Intervention de Annie David

Réunion du 11 octobre 2010 à 15h00
Réforme des retraites — Article 6 suite

Photo de Annie DavidAnnie David :

Deux ans, ce n’est sûrement rien pour vous, monsieur le ministre ; pour d’autres, cela représente au contraire beaucoup.

Il en est ainsi pour les salariés des industries de fabrication de la chaux, dont les difficiles conditions de travail suffisent, à elles seules, à justifier le maintien de l’âge légal de 60 ans pour l’ouverture du droit à la retraite et celui de l’âge de 65 ans pour la suppression de la décote. J’ajoute que les salaires ne suivent pas toujours…

De surcroît, ces salariés ont connu des vagues de licenciements en 2009. En effet, les deux plus grands producteurs mondiaux de chaux, Lhoist et Carmeuse, qui possèdent des sites de production en France, ont congédié plusieurs centaines de salariés, invoquant la crise touchant le domaine de la sidérurgie. Leur production aurait ainsi chuté, respectivement, de 15 % à 20 % et de 30 % à 50 %.

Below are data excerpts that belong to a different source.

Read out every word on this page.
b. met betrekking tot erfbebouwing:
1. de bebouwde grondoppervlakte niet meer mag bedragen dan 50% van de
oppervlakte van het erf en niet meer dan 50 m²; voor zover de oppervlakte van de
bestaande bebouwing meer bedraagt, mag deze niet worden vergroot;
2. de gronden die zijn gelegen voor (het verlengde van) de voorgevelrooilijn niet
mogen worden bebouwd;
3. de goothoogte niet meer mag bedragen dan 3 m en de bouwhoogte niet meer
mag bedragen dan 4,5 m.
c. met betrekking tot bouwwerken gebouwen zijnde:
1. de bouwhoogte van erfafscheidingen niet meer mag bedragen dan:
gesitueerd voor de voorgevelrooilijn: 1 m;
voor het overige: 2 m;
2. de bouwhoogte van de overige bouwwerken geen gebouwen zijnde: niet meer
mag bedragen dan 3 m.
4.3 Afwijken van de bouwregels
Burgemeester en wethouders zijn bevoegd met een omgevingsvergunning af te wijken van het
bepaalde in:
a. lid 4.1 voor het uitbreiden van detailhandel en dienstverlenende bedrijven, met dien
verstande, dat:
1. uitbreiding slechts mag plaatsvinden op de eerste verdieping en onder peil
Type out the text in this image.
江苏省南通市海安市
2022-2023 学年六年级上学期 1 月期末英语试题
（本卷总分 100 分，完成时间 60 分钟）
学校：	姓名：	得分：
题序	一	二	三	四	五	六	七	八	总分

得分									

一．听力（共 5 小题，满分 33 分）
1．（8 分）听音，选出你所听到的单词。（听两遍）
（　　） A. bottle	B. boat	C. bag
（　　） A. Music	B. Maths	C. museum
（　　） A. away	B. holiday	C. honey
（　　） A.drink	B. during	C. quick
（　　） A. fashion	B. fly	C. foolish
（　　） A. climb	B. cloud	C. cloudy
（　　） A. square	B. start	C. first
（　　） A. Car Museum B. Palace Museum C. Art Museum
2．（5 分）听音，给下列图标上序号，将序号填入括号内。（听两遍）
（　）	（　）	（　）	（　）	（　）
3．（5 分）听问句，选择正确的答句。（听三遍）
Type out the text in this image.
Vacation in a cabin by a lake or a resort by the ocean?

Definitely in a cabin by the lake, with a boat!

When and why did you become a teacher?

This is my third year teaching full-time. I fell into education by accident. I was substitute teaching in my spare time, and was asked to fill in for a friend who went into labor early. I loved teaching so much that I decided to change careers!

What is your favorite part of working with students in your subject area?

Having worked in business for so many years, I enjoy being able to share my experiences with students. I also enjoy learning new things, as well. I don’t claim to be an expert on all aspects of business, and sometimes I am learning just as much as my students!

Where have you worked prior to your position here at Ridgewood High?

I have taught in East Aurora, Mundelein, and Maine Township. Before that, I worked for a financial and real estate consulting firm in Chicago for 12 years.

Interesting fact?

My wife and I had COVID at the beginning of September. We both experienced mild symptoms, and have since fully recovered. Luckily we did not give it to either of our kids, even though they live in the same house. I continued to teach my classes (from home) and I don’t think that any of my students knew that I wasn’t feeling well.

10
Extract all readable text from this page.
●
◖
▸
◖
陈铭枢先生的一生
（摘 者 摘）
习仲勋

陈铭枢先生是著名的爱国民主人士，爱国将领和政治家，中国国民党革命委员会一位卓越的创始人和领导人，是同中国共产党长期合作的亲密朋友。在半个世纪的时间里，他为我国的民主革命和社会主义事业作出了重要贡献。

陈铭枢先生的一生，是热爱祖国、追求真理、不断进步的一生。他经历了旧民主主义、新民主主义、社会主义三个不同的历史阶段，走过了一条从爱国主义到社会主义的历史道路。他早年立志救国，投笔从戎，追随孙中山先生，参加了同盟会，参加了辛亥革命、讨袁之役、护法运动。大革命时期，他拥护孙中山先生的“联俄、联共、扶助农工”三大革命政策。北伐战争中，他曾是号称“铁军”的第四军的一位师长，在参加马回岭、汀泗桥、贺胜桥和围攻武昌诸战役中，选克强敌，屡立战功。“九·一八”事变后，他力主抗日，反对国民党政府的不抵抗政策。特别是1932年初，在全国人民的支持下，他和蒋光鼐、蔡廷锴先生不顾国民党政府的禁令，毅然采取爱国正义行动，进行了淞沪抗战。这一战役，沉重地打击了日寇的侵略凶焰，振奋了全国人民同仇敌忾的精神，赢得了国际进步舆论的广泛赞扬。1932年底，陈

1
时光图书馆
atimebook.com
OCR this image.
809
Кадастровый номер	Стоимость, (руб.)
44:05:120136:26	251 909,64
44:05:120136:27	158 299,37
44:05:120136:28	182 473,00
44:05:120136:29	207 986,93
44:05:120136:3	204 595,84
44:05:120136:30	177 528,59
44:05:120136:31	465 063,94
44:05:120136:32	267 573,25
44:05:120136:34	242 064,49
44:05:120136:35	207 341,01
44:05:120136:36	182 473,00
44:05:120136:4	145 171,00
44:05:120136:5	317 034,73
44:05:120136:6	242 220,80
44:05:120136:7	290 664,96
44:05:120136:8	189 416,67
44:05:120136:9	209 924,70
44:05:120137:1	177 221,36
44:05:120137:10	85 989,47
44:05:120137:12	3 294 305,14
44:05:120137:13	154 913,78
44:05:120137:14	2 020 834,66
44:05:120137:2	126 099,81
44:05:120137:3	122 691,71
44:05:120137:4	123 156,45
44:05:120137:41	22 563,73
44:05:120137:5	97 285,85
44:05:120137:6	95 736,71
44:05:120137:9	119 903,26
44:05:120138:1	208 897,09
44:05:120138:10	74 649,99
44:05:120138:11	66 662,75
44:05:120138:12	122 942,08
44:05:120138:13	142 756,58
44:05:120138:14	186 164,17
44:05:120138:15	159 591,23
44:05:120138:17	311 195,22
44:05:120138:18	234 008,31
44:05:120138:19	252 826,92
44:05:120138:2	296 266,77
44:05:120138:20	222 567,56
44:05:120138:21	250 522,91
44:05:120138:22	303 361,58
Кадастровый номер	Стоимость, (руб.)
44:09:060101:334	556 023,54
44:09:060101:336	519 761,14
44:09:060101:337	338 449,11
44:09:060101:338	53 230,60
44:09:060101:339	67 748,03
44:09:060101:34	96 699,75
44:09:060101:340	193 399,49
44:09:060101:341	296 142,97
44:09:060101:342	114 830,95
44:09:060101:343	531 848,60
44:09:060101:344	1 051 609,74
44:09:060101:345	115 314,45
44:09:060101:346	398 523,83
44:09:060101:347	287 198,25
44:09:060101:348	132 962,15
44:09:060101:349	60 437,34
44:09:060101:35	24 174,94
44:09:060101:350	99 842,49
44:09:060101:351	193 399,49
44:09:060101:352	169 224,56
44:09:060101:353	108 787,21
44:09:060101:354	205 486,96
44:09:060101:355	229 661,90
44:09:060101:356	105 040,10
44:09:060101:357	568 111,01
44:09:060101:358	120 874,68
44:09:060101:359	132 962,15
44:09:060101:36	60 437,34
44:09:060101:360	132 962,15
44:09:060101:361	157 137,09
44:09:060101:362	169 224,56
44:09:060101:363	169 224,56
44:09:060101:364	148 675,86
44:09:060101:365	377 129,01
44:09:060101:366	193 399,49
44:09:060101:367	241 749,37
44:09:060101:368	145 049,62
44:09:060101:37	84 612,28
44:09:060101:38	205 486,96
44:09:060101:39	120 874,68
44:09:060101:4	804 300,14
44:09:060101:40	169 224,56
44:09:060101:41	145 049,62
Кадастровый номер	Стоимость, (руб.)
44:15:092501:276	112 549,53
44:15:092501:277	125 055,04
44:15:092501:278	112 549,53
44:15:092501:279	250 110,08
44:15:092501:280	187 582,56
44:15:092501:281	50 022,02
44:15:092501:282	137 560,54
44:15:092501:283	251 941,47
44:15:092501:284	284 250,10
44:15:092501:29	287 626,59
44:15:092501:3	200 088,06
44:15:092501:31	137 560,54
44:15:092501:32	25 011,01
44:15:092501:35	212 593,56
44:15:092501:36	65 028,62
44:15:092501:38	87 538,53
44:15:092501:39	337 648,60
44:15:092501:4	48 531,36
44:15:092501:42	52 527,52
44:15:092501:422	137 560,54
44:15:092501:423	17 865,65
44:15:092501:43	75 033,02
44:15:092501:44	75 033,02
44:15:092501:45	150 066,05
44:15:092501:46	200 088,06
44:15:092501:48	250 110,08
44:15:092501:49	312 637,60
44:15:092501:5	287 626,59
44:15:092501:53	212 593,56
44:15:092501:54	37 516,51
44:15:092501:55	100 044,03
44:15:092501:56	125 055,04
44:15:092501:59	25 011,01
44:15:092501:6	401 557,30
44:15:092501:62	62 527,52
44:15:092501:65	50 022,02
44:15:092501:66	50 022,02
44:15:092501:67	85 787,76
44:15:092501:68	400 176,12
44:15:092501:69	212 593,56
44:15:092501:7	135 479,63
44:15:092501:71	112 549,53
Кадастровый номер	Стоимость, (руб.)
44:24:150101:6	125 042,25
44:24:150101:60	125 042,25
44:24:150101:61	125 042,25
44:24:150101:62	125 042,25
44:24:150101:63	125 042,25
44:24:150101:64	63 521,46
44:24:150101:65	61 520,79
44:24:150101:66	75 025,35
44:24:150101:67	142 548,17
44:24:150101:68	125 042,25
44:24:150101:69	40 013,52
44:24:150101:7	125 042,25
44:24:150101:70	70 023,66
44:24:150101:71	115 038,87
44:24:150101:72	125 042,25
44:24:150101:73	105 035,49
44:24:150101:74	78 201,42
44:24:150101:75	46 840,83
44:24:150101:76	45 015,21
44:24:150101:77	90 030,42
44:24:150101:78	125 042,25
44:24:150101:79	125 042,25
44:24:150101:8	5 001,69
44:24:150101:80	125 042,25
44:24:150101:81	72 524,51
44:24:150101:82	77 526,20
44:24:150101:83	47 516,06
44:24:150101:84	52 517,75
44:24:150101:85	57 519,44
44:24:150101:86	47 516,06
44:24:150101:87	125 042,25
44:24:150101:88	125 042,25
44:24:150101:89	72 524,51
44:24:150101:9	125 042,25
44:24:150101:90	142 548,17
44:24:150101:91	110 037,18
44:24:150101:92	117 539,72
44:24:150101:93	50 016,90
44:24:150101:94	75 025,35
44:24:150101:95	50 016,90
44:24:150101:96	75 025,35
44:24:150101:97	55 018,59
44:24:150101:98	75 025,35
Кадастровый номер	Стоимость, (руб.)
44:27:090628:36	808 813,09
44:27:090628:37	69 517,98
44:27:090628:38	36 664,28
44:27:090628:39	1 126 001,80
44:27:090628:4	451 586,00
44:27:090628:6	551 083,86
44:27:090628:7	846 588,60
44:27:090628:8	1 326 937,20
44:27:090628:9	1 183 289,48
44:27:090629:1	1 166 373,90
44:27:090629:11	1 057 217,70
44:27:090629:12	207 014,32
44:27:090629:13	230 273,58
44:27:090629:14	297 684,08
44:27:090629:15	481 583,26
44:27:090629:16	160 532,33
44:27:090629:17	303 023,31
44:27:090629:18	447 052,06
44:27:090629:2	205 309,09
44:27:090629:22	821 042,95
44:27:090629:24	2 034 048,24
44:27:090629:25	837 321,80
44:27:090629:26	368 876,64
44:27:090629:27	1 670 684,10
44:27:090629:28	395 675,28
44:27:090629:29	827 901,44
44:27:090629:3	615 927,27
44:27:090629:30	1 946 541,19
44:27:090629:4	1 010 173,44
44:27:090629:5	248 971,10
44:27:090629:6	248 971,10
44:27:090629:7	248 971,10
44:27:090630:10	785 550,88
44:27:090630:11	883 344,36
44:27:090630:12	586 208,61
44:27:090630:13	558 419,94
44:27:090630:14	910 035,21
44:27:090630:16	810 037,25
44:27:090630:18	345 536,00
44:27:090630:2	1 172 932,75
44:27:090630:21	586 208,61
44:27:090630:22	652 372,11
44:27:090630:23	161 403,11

S’il est vrai que les entreprises de la sidérurgie sont de grandes consommatrices de chaux dans leurs processus de fabrication d’acier, la chaux est également utilisée dans de nombreux autres secteurs : dans l’agriculture, pour amender les sols acides, dans les travaux publics, pour réaliser des routes ou des chemins, en médecine ou encore en plongée sous-marine, pour ses propriétés d’absorption du dioxyde de carbone, très utiles pour les appareils respiratoires en circuit fermé, dans la décoration d’intérieur, pour assainir l’atmosphère, réduire l’humidité et éviter ainsi la condensation de l’eau, son velouté sans égal rendant en outre la chaux très esthétique !

À côté de ces utilisations classiques sont apparus, ces dernières années, de nouveaux marchés relatifs à l’environnement, notamment tout ce qui concerne le traitement des fumées – la chaux neutralise les fumées chargées en acide ou en chlore – ou celui des eaux usées, par la floculation des boues.

Les possibilités pour compenser la crise de la sidérurgie ne manquent donc pas. En outre, Lhoist et Carmeuse avaient transféré de nombreux postes à des tiers. Ils ont pourtant refusé de les confier à nouveau à leurs salariés, faisant purement et simplement le choix de les licencier, en dépit de la demande appuyée des syndicats.

Ces entreprises ont ainsi, comme tant d’autres, porté un coup à notre système de retraite par répartition. Et que faites-vous, monsieur le ministre ? Vous demandez à ces salariés, dont certains se trouvent en situation d’inactivité forcée, de faire encore des efforts !

Certes, il est trop tard pour réparer, les conséquences d’un licenciement sur la vie familiale et sociale étant dévastatrices, mais il serait normal d’exiger de ces entreprises, dont le comportement égoïste, irresponsable et injuste n’a plus à être démontré, qu’elles participent effectivement à l’effort de financement des retraites ou, du moins, qu’elles ne pénalisent pas leurs salariés.

D’ailleurs, la convention collective de la profession, dominée notamment par les grands groupes cimentiers, vient juste de mettre en place une commission mixte nationale destinée à traiter les questions relatives à la formation professionnelle et à l’évolution des emplois. Elle ne prévoit pas, faut-il le dire, de mesures spécifiques relatives à l’âge de départ à la retraite, quand bien même une bonne partie des salariés de la profession ont connu des carrières longues et ont probablement fait jouer le dispositif prévu par la loi de 2003.

Pour autant, malgré l’absence d’analyse de la situation spécifique des salariés de ce secteur en matière d’espérance de vie, il est évident que le recul de l’âge légal de la retraite à 62 ans aura notamment pour conséquence de réduire sensiblement la durée de perception des pensions par les retraités de la branche.